I loved Prof. Bryan! His class is very logical - you follow the textbook chapter by chapter, so if you get stuck on something you can always turn to the chapter in the book, and it's laid out. He goes in-depth into proofs and derivations, which is incredibly satisfying and engaging - he really takes it step by step, and makes it easy to follow. I would say if you are good at math and physics, the class is an easy A. If you struggle with doing derivations by yourself, you may struggle more. His office hours are incredibly accessible though, and he usually lingers after class to field questions. Overall, he is an incredibly sweet person, and clearly cares about his students' success and understanding. I would recommend this class to anyone who likes physics, astronomy, or even just math! It's a fun time, and it's too stressful.
The thing that sticks out the most to me about Prof Bryan is that he's just a really nice person. He will go out of his way to help you, whether meeting in his office or responding to emails asap. This class was pretty difficult. He grades fairly but not easily. The class is satisfying in that you learn a ton. No time is wasted. It's cool because you're learning about an area of astrophysics that is both rooted in the beginnings of the field and also using current result in the course's literature. The course requirements ask only for first year physics, but problem sets asked for more than that. Probably better if you're a physics/math/ astro major, rather than just an interested person.

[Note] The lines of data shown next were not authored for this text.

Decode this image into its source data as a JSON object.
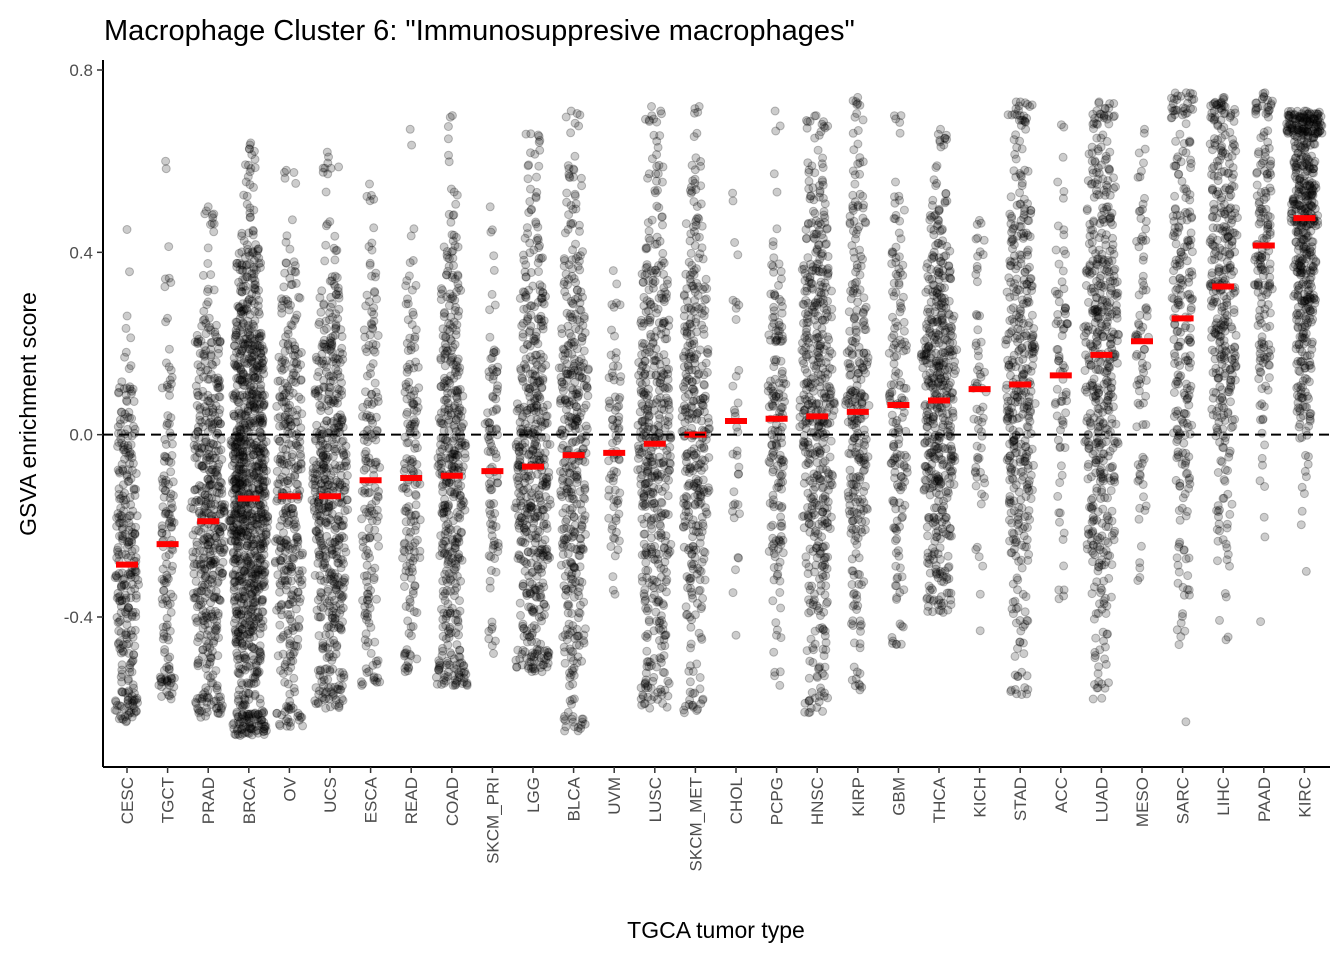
{
  "chart_data": {
    "type": "scatter",
    "subtype": "beeswarm with median markers",
    "title": "Macrophage Cluster 6: \"Immunosuppresive macrophages\"",
    "xlabel": "TGCA tumor type",
    "ylabel": "GSVA enrichment score",
    "ylim": [
      -0.72,
      0.82
    ],
    "yticks": [
      -0.4,
      0.0,
      0.4,
      0.8
    ],
    "ytick_labels": [
      "-0.4",
      "0.0",
      "0.4",
      "0.8"
    ],
    "reference_line": {
      "y": 0.0,
      "style": "dashed",
      "color": "#000000"
    },
    "grid": false,
    "legend": "none",
    "point_color": "#000000",
    "point_alpha": 0.2,
    "median_color": "#ff0000",
    "categories": [
      "CESC",
      "TGCT",
      "PRAD",
      "BRCA",
      "OV",
      "UCS",
      "ESCA",
      "READ",
      "COAD",
      "SKCM_PRI",
      "LGG",
      "BLCA",
      "UVM",
      "LUSC",
      "SKCM_MET",
      "CHOL",
      "PCPG",
      "HNSC",
      "KIRP",
      "GBM",
      "THCA",
      "KICH",
      "STAD",
      "ACC",
      "LUAD",
      "MESO",
      "SARC",
      "LIHC",
      "PAAD",
      "KIRC"
    ],
    "medians": [
      -0.285,
      -0.24,
      -0.19,
      -0.14,
      -0.135,
      -0.135,
      -0.1,
      -0.095,
      -0.09,
      -0.08,
      -0.07,
      -0.045,
      -0.04,
      -0.02,
      0.0,
      0.03,
      0.035,
      0.04,
      0.05,
      0.065,
      0.075,
      0.1,
      0.11,
      0.13,
      0.175,
      0.205,
      0.255,
      0.325,
      0.415,
      0.475
    ],
    "ranges": [
      [
        -0.63,
        0.45
      ],
      [
        -0.58,
        0.6
      ],
      [
        -0.62,
        0.5
      ],
      [
        -0.66,
        0.64
      ],
      [
        -0.64,
        0.58
      ],
      [
        -0.6,
        0.62
      ],
      [
        -0.55,
        0.55
      ],
      [
        -0.52,
        0.67
      ],
      [
        -0.55,
        0.7
      ],
      [
        -0.48,
        0.5
      ],
      [
        -0.52,
        0.66
      ],
      [
        -0.65,
        0.71
      ],
      [
        -0.35,
        0.36
      ],
      [
        -0.6,
        0.72
      ],
      [
        -0.61,
        0.72
      ],
      [
        -0.44,
        0.53
      ],
      [
        -0.55,
        0.71
      ],
      [
        -0.61,
        0.7
      ],
      [
        -0.56,
        0.74
      ],
      [
        -0.46,
        0.7
      ],
      [
        -0.39,
        0.67
      ],
      [
        -0.43,
        0.47
      ],
      [
        -0.57,
        0.73
      ],
      [
        -0.36,
        0.68
      ],
      [
        -0.58,
        0.73
      ],
      [
        -0.32,
        0.67
      ],
      [
        -0.63,
        0.75
      ],
      [
        -0.45,
        0.74
      ],
      [
        -0.41,
        0.75
      ],
      [
        -0.3,
        0.71
      ]
    ],
    "sample_counts": [
      300,
      150,
      500,
      1100,
      380,
      550,
      180,
      170,
      450,
      100,
      520,
      430,
      80,
      500,
      370,
      36,
      180,
      520,
      290,
      170,
      510,
      65,
      415,
      79,
      520,
      87,
      260,
      370,
      180,
      530
    ]
  }
}
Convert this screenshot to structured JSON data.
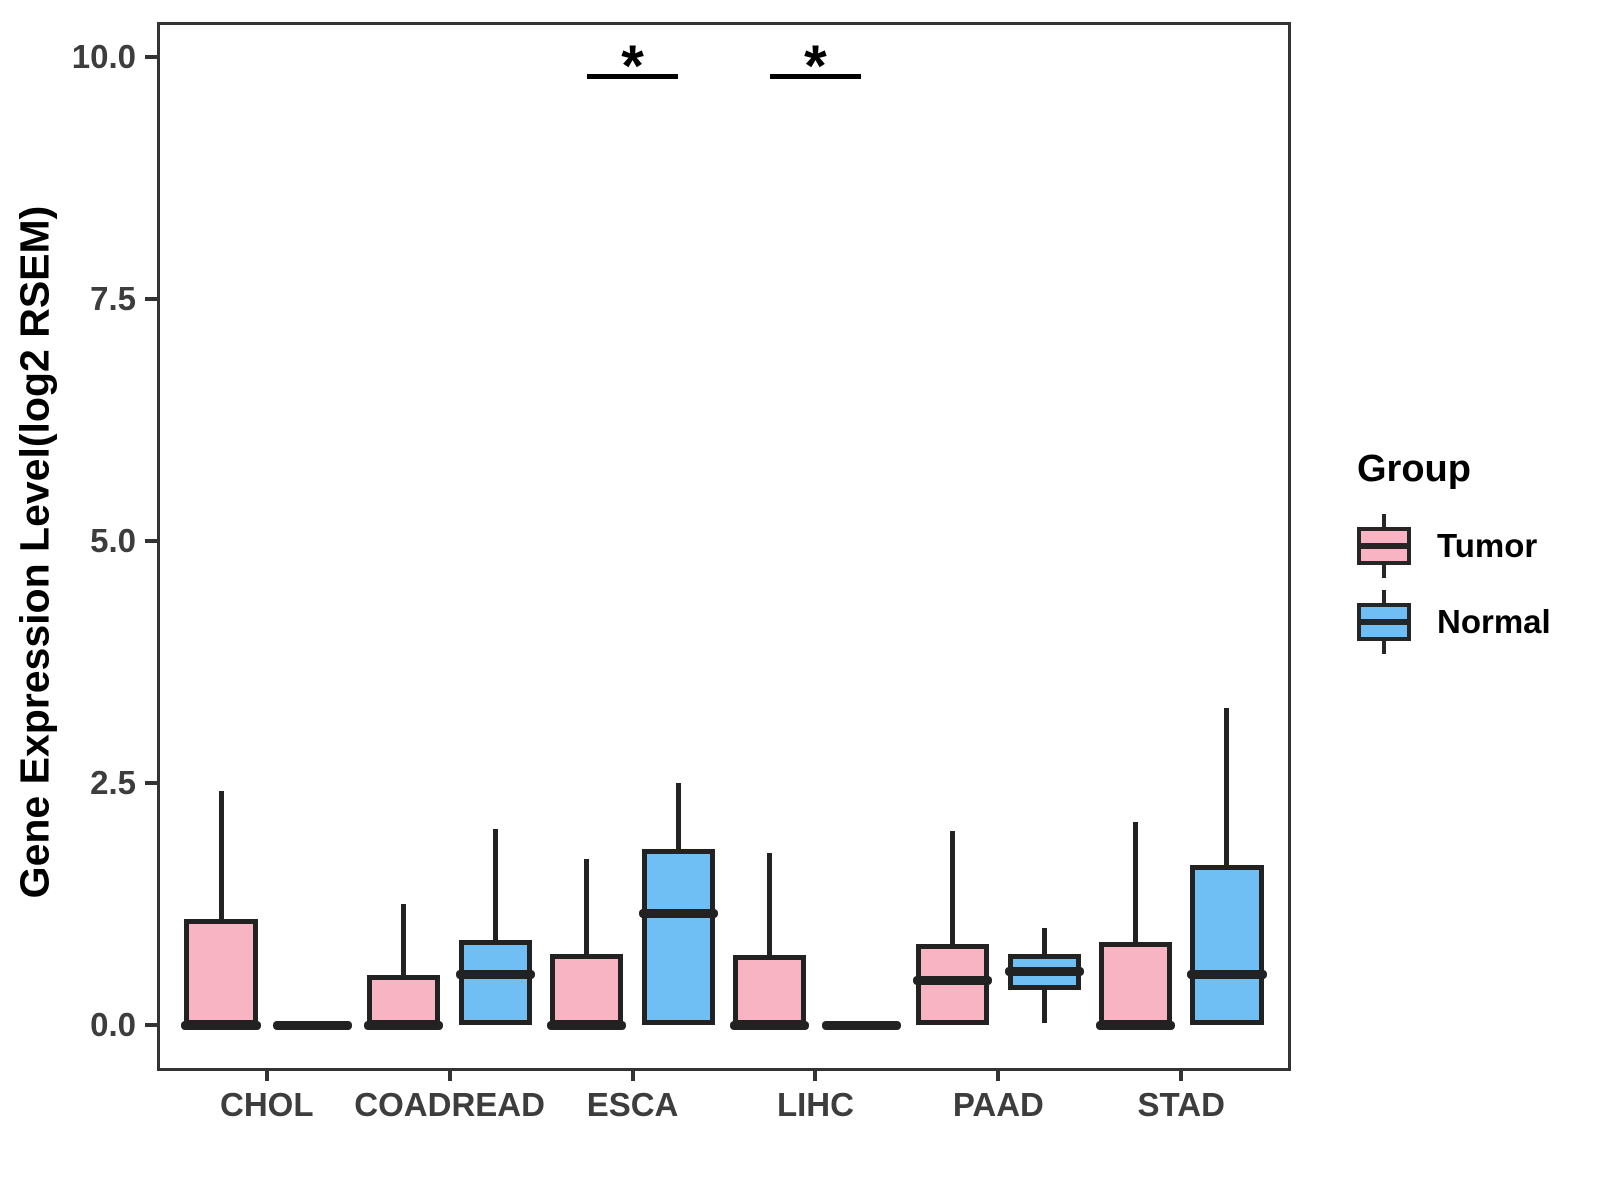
{
  "chart_data": {
    "type": "boxplot",
    "title": "",
    "xlabel": "",
    "ylabel": "Gene Expression Level(log2 RSEM)",
    "ylim": [
      -0.47,
      10.36
    ],
    "yticks": [
      0.0,
      2.5,
      5.0,
      7.5,
      10.0
    ],
    "ytick_labels": [
      "0.0",
      "2.5",
      "5.0",
      "7.5",
      "10.0"
    ],
    "categories": [
      "CHOL",
      "COADREAD",
      "ESCA",
      "LIHC",
      "PAAD",
      "STAD"
    ],
    "grid": false,
    "legend": {
      "title": "Group",
      "position": "right",
      "items": [
        {
          "label": "Tumor",
          "color": "#F9B4C4"
        },
        {
          "label": "Normal",
          "color": "#6FBEF4"
        }
      ]
    },
    "series": [
      {
        "name": "Tumor",
        "color": "#F9B4C4",
        "boxes": [
          {
            "category": "CHOL",
            "low": 0,
            "q1": 0,
            "median": 0,
            "q3": 1.1,
            "high": 2.42
          },
          {
            "category": "COADREAD",
            "low": 0,
            "q1": 0,
            "median": 0,
            "q3": 0.52,
            "high": 1.25
          },
          {
            "category": "ESCA",
            "low": 0,
            "q1": 0,
            "median": 0,
            "q3": 0.73,
            "high": 1.72
          },
          {
            "category": "LIHC",
            "low": 0,
            "q1": 0,
            "median": 0,
            "q3": 0.72,
            "high": 1.78
          },
          {
            "category": "PAAD",
            "low": 0,
            "q1": 0,
            "median": 0.46,
            "q3": 0.84,
            "high": 2.0
          },
          {
            "category": "STAD",
            "low": 0,
            "q1": 0,
            "median": 0,
            "q3": 0.86,
            "high": 2.1
          }
        ]
      },
      {
        "name": "Normal",
        "color": "#6FBEF4",
        "boxes": [
          {
            "category": "CHOL",
            "low": 0,
            "q1": 0,
            "median": 0,
            "q3": 0,
            "high": 0
          },
          {
            "category": "COADREAD",
            "low": 0,
            "q1": 0,
            "median": 0.52,
            "q3": 0.88,
            "high": 2.02
          },
          {
            "category": "ESCA",
            "low": 0,
            "q1": 0,
            "median": 1.15,
            "q3": 1.82,
            "high": 2.5
          },
          {
            "category": "LIHC",
            "low": 0,
            "q1": 0,
            "median": 0,
            "q3": 0,
            "high": 0
          },
          {
            "category": "PAAD",
            "low": 0.02,
            "q1": 0.36,
            "median": 0.55,
            "q3": 0.73,
            "high": 1.0
          },
          {
            "category": "STAD",
            "low": 0,
            "q1": 0,
            "median": 0.52,
            "q3": 1.65,
            "high": 3.27
          }
        ]
      }
    ],
    "annotations": [
      {
        "category": "ESCA",
        "text": "*",
        "y": 9.82
      },
      {
        "category": "LIHC",
        "text": "*",
        "y": 9.82
      }
    ]
  }
}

This review is more a reaction to the May 25, 2008 review than anything. It is true that Bryan's class was relatively easier than Menou's. And Bryan was a relatively easier grader. But it was a good class, and he's a good instructor. He's a nice guy, and he's very accessible after class and any time his office door is open. First, the time "wasted fielding stupid questions" was because of an obnoxious kid sitting in the front row who wasn't even an astro major. He should not have been in the class, and Bryan handled him with grace while the rest of us were making faces. Second, the first 15 minutes of astro recent events discussion was a lot of fun for those of us who actually like reading and learning about astro. It was a very "Big Picture" pedagological tool. Taking this out of the class would be like having an econ class that didn't spend a few minutes talking about the current economic crisis. And what of spending the entire class describing the expansion of the universe? First, Fatty kept having his mind blown. Second, the quarks-to-cosmos class took weeks to do what we did in that one class, and those students still didn't have it down like we did. And finally, this is Columbia. If having to read outside of class to help get the material down is such a pain, then transfer to a state school.
After taking the first semester of this course with Menou, Bryan's class seemed like sitting in on a fifth grade class learning to add fractions. Much of this class is highly qualitative, and Bryan has no plans of making it more difficult. The first 15 minutes of each class are spent discussing recent developments in astronomy, and lots of time is wasted fielding stupid questions. We spent nearly an entire class just describing the expansion of the universe, which is pretty much how Bryan likes to teach. Overall, this class is a much easier A than Menou's.